Um dos presidentes mais populares que o país já teve, afinal, saiu de seus quadros –Lula ganhou envergadura nacional após liderar, aos 32 anos, a greve dos metalúrgicos do ABC na rabeira dos ditatoriais anos 1970. Sindicalistas depois formariam a base do seu Partido dos Trabalhadores, o PT, ao lado de intelectuais e setores progressistas da Igreja Católica.
Mas os tempos mudaram e oxidaram a era de ouro do movimento que se apresenta como guardião da classe trabalhadora. Claro que os sindicalistas ainda têm bala na agulha, sobretudo após o retorno de Lula à Presidência revigorar elos históricos com o grupo.
A bem da verdade, qualquer troca de guarda com a gestão Jair Bolsonaro (PL), que fechou portas literais a líderes sindicais ao sequer recebê-los em Brasília, seria bem-vinda para o movimento. O petista recriou o Ministério do Trabalho e o entregou a Luiz Marinho, que tal qual o chefe já esteve à frente do Sindicato dos Metalúrgicos.
O auge, contudo, ficou para trás, segundo especialistas.
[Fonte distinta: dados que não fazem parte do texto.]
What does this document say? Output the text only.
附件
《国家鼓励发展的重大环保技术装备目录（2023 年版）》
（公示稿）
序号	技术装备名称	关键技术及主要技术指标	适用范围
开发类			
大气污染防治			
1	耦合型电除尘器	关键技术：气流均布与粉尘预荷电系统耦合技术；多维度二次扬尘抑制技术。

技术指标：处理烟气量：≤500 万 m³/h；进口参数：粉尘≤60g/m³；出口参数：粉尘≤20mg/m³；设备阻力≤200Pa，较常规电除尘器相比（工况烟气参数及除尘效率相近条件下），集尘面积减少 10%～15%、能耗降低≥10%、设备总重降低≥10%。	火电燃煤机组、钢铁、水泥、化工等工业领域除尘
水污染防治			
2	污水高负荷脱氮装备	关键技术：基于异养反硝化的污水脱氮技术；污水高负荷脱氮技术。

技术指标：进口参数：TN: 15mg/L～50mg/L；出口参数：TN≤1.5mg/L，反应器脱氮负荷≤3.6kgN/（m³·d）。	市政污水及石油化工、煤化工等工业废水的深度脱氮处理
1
Antes pilar da esquerda, hoje o campo se acotovela para ganhar espaço entre causas mais midiáticas, como a questão identitária protagonizada por feministas, antirracistas e ativistas LGBTQIA+.
Também tenta emplacar a volta do imposto sindical, extinto pela Reforma Trabalhista promovida na gestão de Michel Temer (MDB).
A reforma, no entanto, é coadjuvante nessa redução da densidade sindical, de acordo com Hélio Zylberstajn, professor do Departamento de Economia da USP e coordenador do Salariômetro, que acompanha o mercado de trabalho formal mês a mês.
“O fenômeno não é exclusividade brasileira. Há várias causas, e uma delas é o decréscimo do emprego na indústria, o berço do sindicalismo.”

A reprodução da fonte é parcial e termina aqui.